{advert=1}
Фундаментальные основы европейского доминирования длились 500 лет. Эпоха истории кончилась в 1991, когда Советский Союз – последняя из великих европейских империй – пал с глобальными последствиями. В Китае площадь Тяньаньмень отбросила Китай на поколение назад. Китай продолжил процесс экономического развития, но КПК осталась правящей силой. Япония пережила экономический кризис, положивший конец периоду быстрого роста и сделавший вторую по величине экономику мира менее динамичной, чем ранее. И в 1993 вступило в силу Маастрихтское соглашение, создав современный Евросоюз и открыв возможность так называемых Соединённых Штатов Европы, которые могли бы уравновесить Соединённые Штаты Америки.
Постевропейская эра
Все эти события произошли в нестабильный период после Эры Европы и перед… чем-то ещё. Чего точно, мы ещё не уверены. За последние 20 лет мир изменился. С 1991 страны мира почувствовали края новой системы. Последние двадцать лет были периодом междуцарствия, периодом эволюции от власти старого к власти нового.

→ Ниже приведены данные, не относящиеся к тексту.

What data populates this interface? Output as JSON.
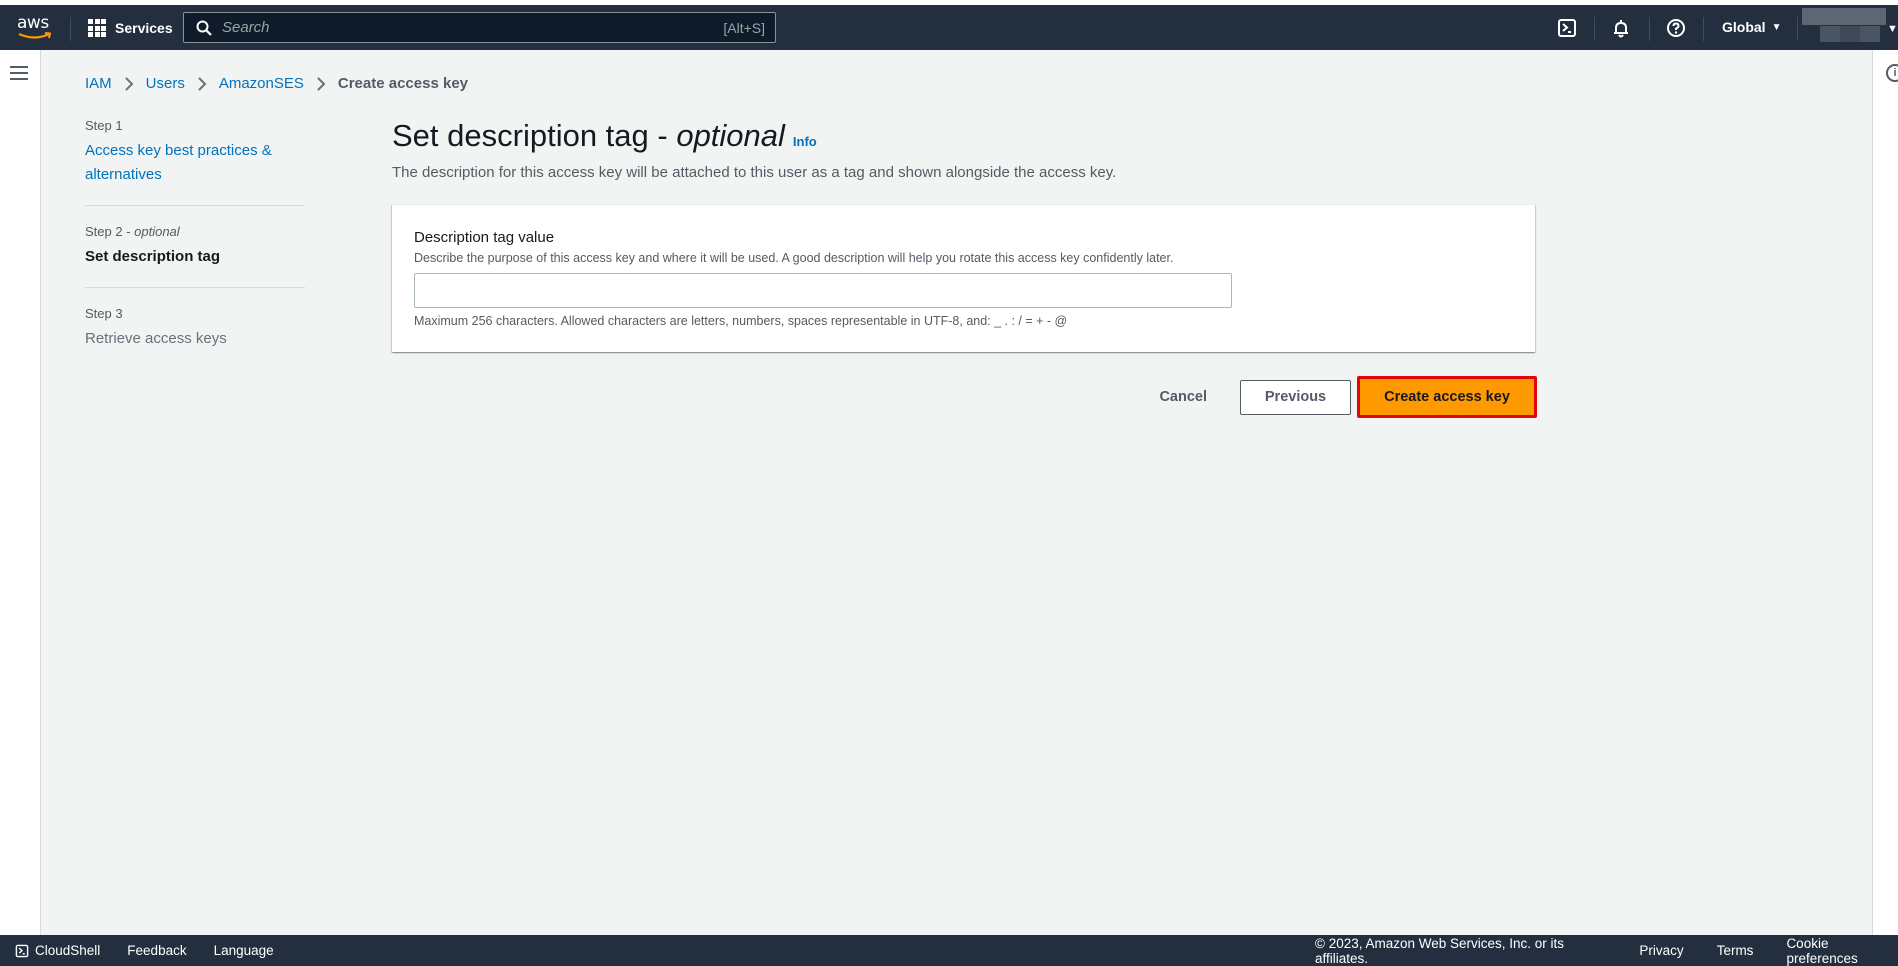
{
  "header": {
    "logo": "aws",
    "services_label": "Services",
    "search_placeholder": "Search",
    "search_shortcut": "[Alt+S]",
    "region_label": "Global",
    "icons": [
      "cloudshell-icon",
      "notifications-bell-icon",
      "help-icon"
    ]
  },
  "breadcrumb": [
    {
      "label": "IAM",
      "link": true
    },
    {
      "label": "Users",
      "link": true
    },
    {
      "label": "AmazonSES",
      "link": true
    },
    {
      "label": "Create access key",
      "link": false
    }
  ],
  "steps": [
    {
      "label": "Step 1",
      "optional": "",
      "title": "Access key best practices & alternatives",
      "state": "link"
    },
    {
      "label": "Step 2 - ",
      "optional": "optional",
      "title": "Set description tag",
      "state": "active"
    },
    {
      "label": "Step 3",
      "optional": "",
      "title": "Retrieve access keys",
      "state": "disabled"
    }
  ],
  "main": {
    "title": "Set description tag - ",
    "title_italic": "optional",
    "info_link": "Info",
    "description": "The description for this access key will be attached to this user as a tag and shown alongside the access key.",
    "field": {
      "label": "Description tag value",
      "description": "Describe the purpose of this access key and where it will be used. A good description will help you rotate this access key confidently later.",
      "value": "",
      "placeholder": "",
      "constraint": "Maximum 256 characters. Allowed characters are letters, numbers, spaces representable in UTF-8, and: _ . : / = + - @"
    },
    "actions": {
      "cancel": "Cancel",
      "previous": "Previous",
      "create": "Create access key"
    }
  },
  "footer": {
    "cloudshell": "CloudShell",
    "feedback": "Feedback",
    "language": "Language",
    "copyright": "© 2023, Amazon Web Services, Inc. or its affiliates.",
    "privacy": "Privacy",
    "terms": "Terms",
    "cookies": "Cookie preferences"
  },
  "colors": {
    "header_bg": "#232f3e",
    "link": "#0073bb",
    "primary_button": "#ff9900",
    "highlight_border": "#e3050c"
  }
}
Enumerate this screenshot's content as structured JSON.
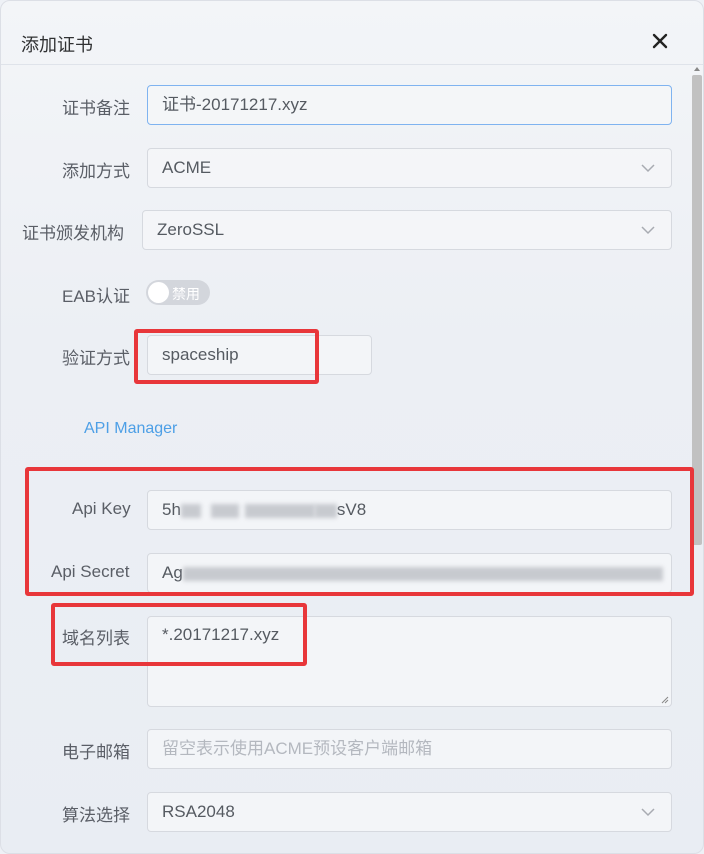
{
  "dialog": {
    "title": "添加证书"
  },
  "form": {
    "remark": {
      "label": "证书备注",
      "value": "证书-20171217.xyz"
    },
    "add_method": {
      "label": "添加方式",
      "value": "ACME"
    },
    "issuer": {
      "label": "证书颁发机构",
      "value": "ZeroSSL"
    },
    "eab": {
      "label": "EAB认证",
      "toggle_text": "禁用",
      "enabled": false
    },
    "verify_method": {
      "label": "验证方式",
      "value": "spaceship"
    },
    "api_manager_link": "API Manager",
    "api_key": {
      "label": "Api Key",
      "value_start": "5h",
      "value_end": "sV8"
    },
    "api_secret": {
      "label": "Api Secret",
      "value_start": "Ag"
    },
    "domains": {
      "label": "域名列表",
      "value": "*.20171217.xyz"
    },
    "email": {
      "label": "电子邮箱",
      "placeholder": "留空表示使用ACME预设客户端邮箱"
    },
    "algorithm": {
      "label": "算法选择",
      "value": "RSA2048"
    }
  },
  "colors": {
    "highlight": "#e8363a",
    "link": "#4d9fe6"
  },
  "icons": [
    "close-icon",
    "chevron-down-icon",
    "resize-handle-icon"
  ]
}
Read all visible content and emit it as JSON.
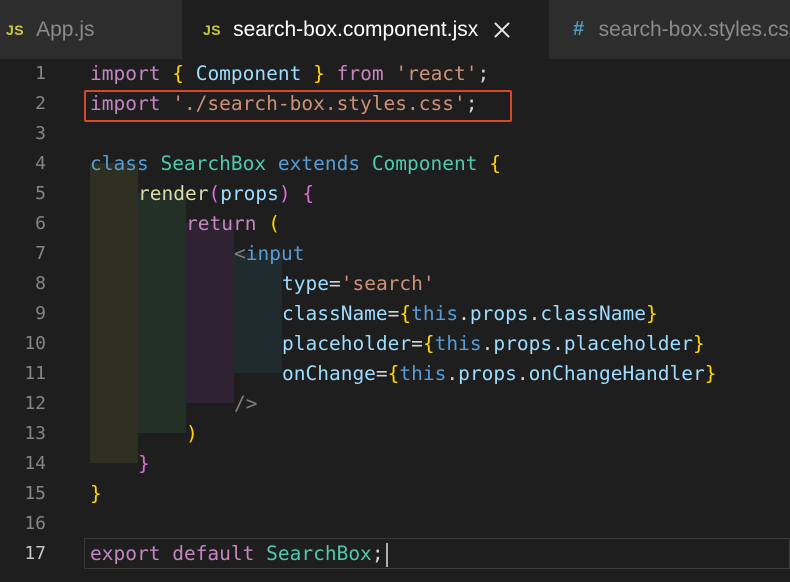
{
  "tabs": [
    {
      "icon": "JS",
      "label": "App.js",
      "active": false
    },
    {
      "icon": "JS",
      "label": "search-box.component.jsx",
      "active": true
    },
    {
      "icon": "#",
      "label": "search-box.styles.css",
      "active": false
    }
  ],
  "line_numbers": [
    "1",
    "2",
    "3",
    "4",
    "5",
    "6",
    "7",
    "8",
    "9",
    "10",
    "11",
    "12",
    "13",
    "14",
    "15",
    "16",
    "17"
  ],
  "active_line": "17",
  "code": {
    "l1": {
      "t1": "import",
      "t2": " ",
      "t3": "{",
      "t4": " ",
      "t5": "Component",
      "t6": " ",
      "t7": "}",
      "t8": " ",
      "t9": "from",
      "t10": " ",
      "t11": "'react'",
      "t12": ";"
    },
    "l2": {
      "t1": "import",
      "t2": " ",
      "t3": "'./search-box.styles.css'",
      "t4": ";"
    },
    "l4": {
      "t1": "class",
      "t2": " ",
      "t3": "SearchBox",
      "t4": " ",
      "t5": "extends",
      "t6": " ",
      "t7": "Component",
      "t8": " ",
      "t9": "{"
    },
    "l5": {
      "t1": "render",
      "t2": "(",
      "t3": "props",
      "t4": ")",
      "t5": " ",
      "t6": "{"
    },
    "l6": {
      "t1": "return",
      "t2": " ",
      "t3": "("
    },
    "l7": {
      "t1": "<",
      "t2": "input"
    },
    "l8": {
      "t1": "type",
      "t2": "=",
      "t3": "'search'"
    },
    "l9": {
      "t1": "className",
      "t2": "=",
      "t3": "{",
      "t4": "this",
      "t5": ".",
      "t6": "props",
      "t7": ".",
      "t8": "className",
      "t9": "}"
    },
    "l10": {
      "t1": "placeholder",
      "t2": "=",
      "t3": "{",
      "t4": "this",
      "t5": ".",
      "t6": "props",
      "t7": ".",
      "t8": "placeholder",
      "t9": "}"
    },
    "l11": {
      "t1": "onChange",
      "t2": "=",
      "t3": "{",
      "t4": "this",
      "t5": ".",
      "t6": "props",
      "t7": ".",
      "t8": "onChangeHandler",
      "t9": "}"
    },
    "l12": {
      "t1": "/>"
    },
    "l13": {
      "t1": ")"
    },
    "l14": {
      "t1": "}"
    },
    "l15": {
      "t1": "}"
    },
    "l17": {
      "t1": "export",
      "t2": " ",
      "t3": "default",
      "t4": " ",
      "t5": "SearchBox",
      "t6": ";"
    }
  },
  "colors": {
    "editor_bg": "#1e1e1e",
    "highlight_border": "#d9472b",
    "indent_1": "#2e2f20",
    "indent_2": "#223028",
    "indent_3": "#2e2233",
    "indent_4": "#1f2b2e"
  }
}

Четыре события должны произойти прежде, чем новая эра на самом деле наступит. Во-первых, американцы должны выучить разницу между «превосходящей силой» (которой они обладают) и «всемогуществом» (которого у них нет). Войны в исламском мире весьма убедительно это показывают. Во-вторых, российская власть должна перестроиться из своей постсоветской формы в нечто более представляющее силу России. Это показывает русско-грузинская война в августе 2008 года, которая восстановила Москву в качестве лидера более широкого региона. В-третьих, Китай, который соединяет своё экономическое, политическое и военное будущее с глобальной системой, неподконтрольной ему, нуждается в реорганизации. Этому ещё предстоит произойти, но скорее всего после четвёртого события: европейские институции, созданные функционировать по правилам предыдущей эпохи, должны быть рационализированы с миром, где американцы больше не подавляют европейский национализм.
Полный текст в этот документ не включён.